He has no idea.
We pass a cigarette back and forth in the shade of the highway bridge, sheltered from the L.A. glare. His forearms are dusted with pale golden hairs.
We call each other Man. We call each other Dude.
He takes a drag, pinching the cigarette between thumb and forefinger. He talks languidly about girls, about buying some older guy’s third-hand piece-of-shit motorcycle, and then about girls again.
Cars whiz by, their tires perilously close to the toes of our sneakers. It isn’t safe, sitting here so close to the road, on this strip of crackled concrete, but
there aren’t many places for us to go, unobserved and still too young to drive.

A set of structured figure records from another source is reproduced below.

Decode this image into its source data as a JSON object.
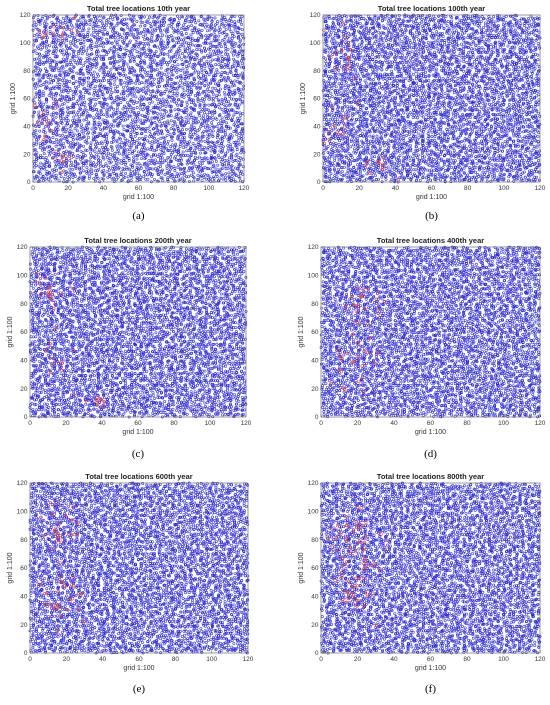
{
  "figure": {
    "panel_labels": [
      "(a)",
      "(b)",
      "(c)",
      "(d)",
      "(e)",
      "(f)"
    ]
  },
  "colors": {
    "tree_marker": "#2b2bd6",
    "highlight_marker": "#e0403a",
    "axes": "#555555"
  },
  "chart_data": [
    {
      "type": "scatter",
      "title": "Total tree locations 10th year",
      "xlabel": "grid 1:100",
      "ylabel": "grid 1:100",
      "xlim": [
        0,
        120
      ],
      "ylim": [
        0,
        120
      ],
      "xticks": [
        0,
        20,
        40,
        60,
        80,
        100,
        120
      ],
      "yticks": [
        0,
        20,
        40,
        60,
        80,
        100,
        120
      ],
      "marker": "open circle",
      "density": 9,
      "highlight_regions": [
        [
          8,
          42,
          5,
          9,
          6
        ],
        [
          14,
          18,
          5,
          5,
          4
        ],
        [
          6,
          105,
          4,
          5,
          3
        ],
        [
          20,
          110,
          5,
          4,
          3
        ]
      ]
    },
    {
      "type": "scatter",
      "title": "Total tree locations 100th year",
      "xlabel": "grid 1:100",
      "ylabel": "grid 1:100",
      "xlim": [
        0,
        120
      ],
      "ylim": [
        0,
        120
      ],
      "xticks": [
        0,
        20,
        40,
        60,
        80,
        100,
        120
      ],
      "yticks": [
        0,
        20,
        40,
        60,
        80,
        100,
        120
      ],
      "marker": "open circle",
      "density": 7.5,
      "highlight_regions": [
        [
          12,
          92,
          5,
          8,
          8
        ],
        [
          8,
          38,
          4,
          8,
          6
        ],
        [
          30,
          12,
          6,
          4,
          5
        ]
      ]
    },
    {
      "type": "scatter",
      "title": "Total tree locations 200th year",
      "xlabel": "grid 1:100",
      "ylabel": "grid 1:100",
      "xlim": [
        0,
        120
      ],
      "ylim": [
        0,
        120
      ],
      "xticks": [
        0,
        20,
        40,
        60,
        80,
        100,
        120
      ],
      "yticks": [
        0,
        20,
        40,
        60,
        80,
        100,
        120
      ],
      "marker": "open circle",
      "density": 7.5,
      "highlight_regions": [
        [
          10,
          88,
          6,
          6,
          8
        ],
        [
          14,
          45,
          5,
          8,
          5
        ],
        [
          36,
          12,
          5,
          4,
          5
        ]
      ]
    },
    {
      "type": "scatter",
      "title": "Total tree locations 400th year",
      "xlabel": "grid 1:100",
      "ylabel": "grid 1:100",
      "xlim": [
        0,
        120
      ],
      "ylim": [
        0,
        120
      ],
      "xticks": [
        0,
        20,
        40,
        60,
        80,
        100,
        120
      ],
      "yticks": [
        0,
        20,
        40,
        60,
        80,
        100,
        120
      ],
      "marker": "open circle",
      "density": 7.5,
      "highlight_regions": [
        [
          22,
          80,
          6,
          8,
          10
        ],
        [
          18,
          40,
          6,
          12,
          12
        ]
      ]
    },
    {
      "type": "scatter",
      "title": "Total tree locations 600th year",
      "xlabel": "grid 1:100",
      "ylabel": "grid 1:100",
      "xlim": [
        0,
        120
      ],
      "ylim": [
        0,
        120
      ],
      "xticks": [
        0,
        20,
        40,
        60,
        80,
        100,
        120
      ],
      "yticks": [
        0,
        20,
        40,
        60,
        80,
        100,
        120
      ],
      "marker": "open circle",
      "density": 7.5,
      "highlight_regions": [
        [
          16,
          85,
          6,
          10,
          12
        ],
        [
          18,
          38,
          7,
          10,
          14
        ]
      ]
    },
    {
      "type": "scatter",
      "title": "Total tree locations 800th year",
      "xlabel": "grid 1:100",
      "ylabel": "grid 1:100",
      "xlim": [
        0,
        120
      ],
      "ylim": [
        0,
        120
      ],
      "xticks": [
        0,
        20,
        40,
        60,
        80,
        100,
        120
      ],
      "yticks": [
        0,
        20,
        40,
        60,
        80,
        100,
        120
      ],
      "marker": "open circle",
      "density": 7.5,
      "highlight_regions": [
        [
          18,
          80,
          7,
          14,
          20
        ],
        [
          20,
          45,
          7,
          12,
          16
        ]
      ]
    }
  ]
}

I say something about girls, myself. I have no idea what, exactly, I’ve said, but I know it’s off kilter. Suddenly—it seems sudden, to me—there’s a new language, one in which I am not quite fluent.
“Uh-huh,” he murmurs.
His eyes are dark and always wide open, as if everything, everything in the world, is surprising to him, but he’s too suave to mention it.
I tell him about a dream I’ve had: a fire in a tree, wolves running.
He nods patiently. I know nobody wants to hear about anyone else’s dreams, even if they’ve survived sixth grade together. But I’m trying to tell him something, in a code so personal there’s no worry that he’ll understand.
“They could have been after me,” I add. “Or they could have been escaping from me, I couldn’t tell.”
“Scary shit, man,” he says, handing me the final nub of the cigarette. His Inx t-shirt, passed down to him by his legendary older brother, is peppered with holes. There’s a dime-sized one centered over his heart.
“Dude, I live for scary shit,” I say. We both know that that isn’t even remotely true.
He nods again, pokes at the modest little hole with a fingertip. He has no idea.
He says, “This old shirt is disappearing on me.”
“It’s here for now, though,” I tell him, trying to be wised-up and philosophical, someone who can still command his attention.